Lead Review
- Book: A Yellow House
- Location: Singapore
- Author: Karien Van Ditzhuijzen
Singapore: “Everything was clean and organised. Not a blade of grass was out of place. Lakes in Singapore were ponds, filled with water we had to drink and were not allowed to play in. The only thing towering above the land were the stacks and stacks of apartment blocks and high-rise condos..”
This is a story told through the eyes of 10 year old Maya, who lives with her parents and baby sister in a condo in the city. A new domestic worker – often derogatorily titled maid – appears in their lives, Merpati, or Aunty M, from Java. Maya is witness to the lives of some of the domestic workers whose lives are blighted by abuse in this glittering city – and everywhere in the world where one group of people pays a pittance to have a servant on hand. It is both a fascinating novel and shocking and sobering, that maltreatment of peoples occurs right under the noses of ordinary people. Just think of the teams of Eastern Europeans who often work at car wash outlets across the UK, how many of us have considered their circumstances! Unless you have an employer who cares and treats others with respect, then this will continue to happen.

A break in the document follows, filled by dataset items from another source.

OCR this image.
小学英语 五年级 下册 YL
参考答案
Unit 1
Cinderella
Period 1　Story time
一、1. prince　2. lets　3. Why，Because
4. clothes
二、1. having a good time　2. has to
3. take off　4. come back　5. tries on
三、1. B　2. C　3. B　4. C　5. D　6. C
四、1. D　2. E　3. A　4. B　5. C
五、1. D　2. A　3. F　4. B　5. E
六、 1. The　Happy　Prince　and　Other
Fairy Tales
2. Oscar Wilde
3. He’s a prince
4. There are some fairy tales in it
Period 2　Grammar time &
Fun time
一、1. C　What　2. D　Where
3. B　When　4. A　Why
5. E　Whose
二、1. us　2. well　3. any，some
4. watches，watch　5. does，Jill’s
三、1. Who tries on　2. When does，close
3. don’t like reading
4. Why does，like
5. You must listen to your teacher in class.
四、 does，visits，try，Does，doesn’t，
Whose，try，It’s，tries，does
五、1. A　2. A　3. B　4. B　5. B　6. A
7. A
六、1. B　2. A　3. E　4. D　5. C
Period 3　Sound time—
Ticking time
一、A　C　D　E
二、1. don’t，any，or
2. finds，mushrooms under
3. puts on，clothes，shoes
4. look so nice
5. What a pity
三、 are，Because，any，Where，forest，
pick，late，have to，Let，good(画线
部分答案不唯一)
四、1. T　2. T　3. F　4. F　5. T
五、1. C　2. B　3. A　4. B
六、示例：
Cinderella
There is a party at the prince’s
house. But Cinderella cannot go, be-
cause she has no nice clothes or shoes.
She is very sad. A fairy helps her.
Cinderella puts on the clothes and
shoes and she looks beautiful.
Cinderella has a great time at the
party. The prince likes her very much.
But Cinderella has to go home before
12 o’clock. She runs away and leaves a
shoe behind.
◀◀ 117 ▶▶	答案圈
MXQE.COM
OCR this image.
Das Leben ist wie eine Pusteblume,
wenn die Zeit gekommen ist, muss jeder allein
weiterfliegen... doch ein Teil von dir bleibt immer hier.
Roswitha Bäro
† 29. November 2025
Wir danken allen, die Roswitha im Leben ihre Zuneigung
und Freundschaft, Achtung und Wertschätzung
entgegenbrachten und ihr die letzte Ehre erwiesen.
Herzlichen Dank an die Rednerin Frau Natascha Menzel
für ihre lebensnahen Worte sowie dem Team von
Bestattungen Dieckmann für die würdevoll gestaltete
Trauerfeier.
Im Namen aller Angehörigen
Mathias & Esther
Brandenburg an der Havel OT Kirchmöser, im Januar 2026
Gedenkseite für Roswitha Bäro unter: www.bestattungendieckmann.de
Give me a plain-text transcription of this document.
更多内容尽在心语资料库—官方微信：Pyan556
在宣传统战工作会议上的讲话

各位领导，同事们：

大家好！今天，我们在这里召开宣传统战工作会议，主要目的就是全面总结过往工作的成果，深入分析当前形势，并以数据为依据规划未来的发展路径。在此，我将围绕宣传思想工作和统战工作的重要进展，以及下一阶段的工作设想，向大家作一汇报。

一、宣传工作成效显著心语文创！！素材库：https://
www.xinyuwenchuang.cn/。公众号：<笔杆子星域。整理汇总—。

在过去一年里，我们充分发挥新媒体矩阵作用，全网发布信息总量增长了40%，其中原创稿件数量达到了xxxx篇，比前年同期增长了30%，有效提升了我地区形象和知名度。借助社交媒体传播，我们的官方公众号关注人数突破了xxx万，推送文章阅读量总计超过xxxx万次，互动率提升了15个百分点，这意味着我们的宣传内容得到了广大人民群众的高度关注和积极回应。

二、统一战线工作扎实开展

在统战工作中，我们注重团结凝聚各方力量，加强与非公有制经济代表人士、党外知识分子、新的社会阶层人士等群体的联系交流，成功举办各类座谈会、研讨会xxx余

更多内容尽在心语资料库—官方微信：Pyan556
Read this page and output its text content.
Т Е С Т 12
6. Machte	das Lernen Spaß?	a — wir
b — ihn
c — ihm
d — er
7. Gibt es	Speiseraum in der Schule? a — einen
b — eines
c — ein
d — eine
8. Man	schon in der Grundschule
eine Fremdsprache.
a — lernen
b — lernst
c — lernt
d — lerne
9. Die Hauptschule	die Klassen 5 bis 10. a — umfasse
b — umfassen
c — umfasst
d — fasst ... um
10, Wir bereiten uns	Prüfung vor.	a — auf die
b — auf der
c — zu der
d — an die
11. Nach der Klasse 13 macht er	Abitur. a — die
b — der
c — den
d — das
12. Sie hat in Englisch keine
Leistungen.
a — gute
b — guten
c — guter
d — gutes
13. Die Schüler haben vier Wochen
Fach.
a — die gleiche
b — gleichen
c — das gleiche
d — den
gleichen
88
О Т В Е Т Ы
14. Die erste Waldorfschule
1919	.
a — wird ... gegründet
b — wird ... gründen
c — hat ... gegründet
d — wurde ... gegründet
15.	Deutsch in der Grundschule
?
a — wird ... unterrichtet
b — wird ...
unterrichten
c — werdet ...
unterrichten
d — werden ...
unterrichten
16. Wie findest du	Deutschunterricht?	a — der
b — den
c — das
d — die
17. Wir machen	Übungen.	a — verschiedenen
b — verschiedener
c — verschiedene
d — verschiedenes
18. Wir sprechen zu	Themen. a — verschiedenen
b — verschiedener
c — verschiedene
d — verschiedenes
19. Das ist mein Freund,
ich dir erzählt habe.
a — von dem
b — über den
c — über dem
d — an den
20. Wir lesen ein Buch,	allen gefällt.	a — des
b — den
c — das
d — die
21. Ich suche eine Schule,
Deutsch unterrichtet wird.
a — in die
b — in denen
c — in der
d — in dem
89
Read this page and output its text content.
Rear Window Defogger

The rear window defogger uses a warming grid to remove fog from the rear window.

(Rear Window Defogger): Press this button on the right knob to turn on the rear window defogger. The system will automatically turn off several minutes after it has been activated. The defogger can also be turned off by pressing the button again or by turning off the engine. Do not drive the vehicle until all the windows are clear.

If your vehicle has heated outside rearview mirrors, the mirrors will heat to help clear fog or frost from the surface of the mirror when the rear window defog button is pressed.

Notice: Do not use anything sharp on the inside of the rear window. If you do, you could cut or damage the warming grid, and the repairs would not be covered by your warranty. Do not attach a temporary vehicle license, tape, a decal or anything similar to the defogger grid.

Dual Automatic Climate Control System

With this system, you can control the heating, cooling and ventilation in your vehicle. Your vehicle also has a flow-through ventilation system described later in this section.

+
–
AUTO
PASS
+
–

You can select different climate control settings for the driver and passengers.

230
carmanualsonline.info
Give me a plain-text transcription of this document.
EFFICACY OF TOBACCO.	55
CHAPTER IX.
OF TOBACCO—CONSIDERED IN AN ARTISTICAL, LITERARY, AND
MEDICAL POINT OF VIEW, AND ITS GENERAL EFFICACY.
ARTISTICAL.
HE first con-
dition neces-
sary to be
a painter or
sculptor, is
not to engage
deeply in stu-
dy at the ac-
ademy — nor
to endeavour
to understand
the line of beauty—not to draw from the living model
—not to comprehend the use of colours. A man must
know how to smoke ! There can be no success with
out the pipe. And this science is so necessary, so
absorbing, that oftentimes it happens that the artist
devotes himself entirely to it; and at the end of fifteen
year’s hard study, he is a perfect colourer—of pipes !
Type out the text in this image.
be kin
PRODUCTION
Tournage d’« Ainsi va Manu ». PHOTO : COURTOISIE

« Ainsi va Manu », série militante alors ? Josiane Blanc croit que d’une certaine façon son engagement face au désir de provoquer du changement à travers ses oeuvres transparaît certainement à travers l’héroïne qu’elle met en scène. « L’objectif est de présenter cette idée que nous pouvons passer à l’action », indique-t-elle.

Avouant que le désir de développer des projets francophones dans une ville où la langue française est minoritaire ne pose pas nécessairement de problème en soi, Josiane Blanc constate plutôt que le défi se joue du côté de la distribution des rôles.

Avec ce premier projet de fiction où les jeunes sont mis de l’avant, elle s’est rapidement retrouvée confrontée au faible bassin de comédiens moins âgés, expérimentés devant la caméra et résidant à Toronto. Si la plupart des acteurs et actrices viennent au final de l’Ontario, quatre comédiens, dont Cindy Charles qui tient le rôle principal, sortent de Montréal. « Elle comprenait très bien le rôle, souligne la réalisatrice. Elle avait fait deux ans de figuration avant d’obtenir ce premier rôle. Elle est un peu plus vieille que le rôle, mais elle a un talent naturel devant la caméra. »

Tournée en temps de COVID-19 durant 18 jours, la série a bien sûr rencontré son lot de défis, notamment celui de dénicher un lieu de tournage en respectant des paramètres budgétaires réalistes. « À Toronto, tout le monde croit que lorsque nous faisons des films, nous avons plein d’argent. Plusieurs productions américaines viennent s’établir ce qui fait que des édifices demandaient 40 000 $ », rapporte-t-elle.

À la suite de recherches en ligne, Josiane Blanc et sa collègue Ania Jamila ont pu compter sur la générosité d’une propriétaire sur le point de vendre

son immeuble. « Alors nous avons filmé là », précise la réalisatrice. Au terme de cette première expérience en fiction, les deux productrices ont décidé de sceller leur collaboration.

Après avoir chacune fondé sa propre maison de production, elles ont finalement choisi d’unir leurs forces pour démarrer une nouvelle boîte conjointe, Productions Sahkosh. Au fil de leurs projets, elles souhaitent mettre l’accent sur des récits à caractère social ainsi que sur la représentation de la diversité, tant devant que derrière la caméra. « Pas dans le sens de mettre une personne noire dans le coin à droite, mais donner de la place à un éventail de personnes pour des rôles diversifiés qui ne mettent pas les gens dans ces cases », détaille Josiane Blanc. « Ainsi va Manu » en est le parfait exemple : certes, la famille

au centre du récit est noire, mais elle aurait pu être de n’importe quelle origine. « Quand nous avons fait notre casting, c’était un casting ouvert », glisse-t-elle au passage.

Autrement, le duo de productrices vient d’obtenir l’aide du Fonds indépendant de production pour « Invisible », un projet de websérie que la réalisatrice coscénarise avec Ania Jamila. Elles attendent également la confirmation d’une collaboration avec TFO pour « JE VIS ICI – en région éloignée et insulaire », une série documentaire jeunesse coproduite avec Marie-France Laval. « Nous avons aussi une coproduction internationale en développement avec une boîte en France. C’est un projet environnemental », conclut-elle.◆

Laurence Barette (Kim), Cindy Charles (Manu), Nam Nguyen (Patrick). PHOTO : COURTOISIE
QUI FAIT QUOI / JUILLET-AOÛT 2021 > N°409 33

Aunty M becomes involved in an organisation trying to address the abuse of migrant workers and some of the stories, as seen through Maya’s young eyes are truly concerning. Servants are being starved, have their hair shorn (because the ma’am of the house doesn’t want competition), beaten, and given hours of work that mean little sleep and often no time off. These are stories, REAL stories of exploitation and humiliation.
Maya herself is growing up in a family where achievement and work are of paramount importance and thus her mother struggles to find enough time to balance work and motherhood. Maya is also struggling with bullying at her international school (exacerbated by an unfortunate cockroach incident which becomes the animal by which she is defined) and thus she finds refuge amongst Aunty M’s disparate group of friends, trying to help out and advise.
The style of writing is quite compelling, a coming-of-age story that leads the reader into the twilight world of servitude and abuse in the 21st Century, in one of the most prosperous nations in the world. It is beautifully told through the eyes of a young girl whose growing awareness of inequality and injustice in the world feels raw and heart felt.
The Yellow House of the title is the dream building Merpati would like to build in her home country, when she has saved sufficient money.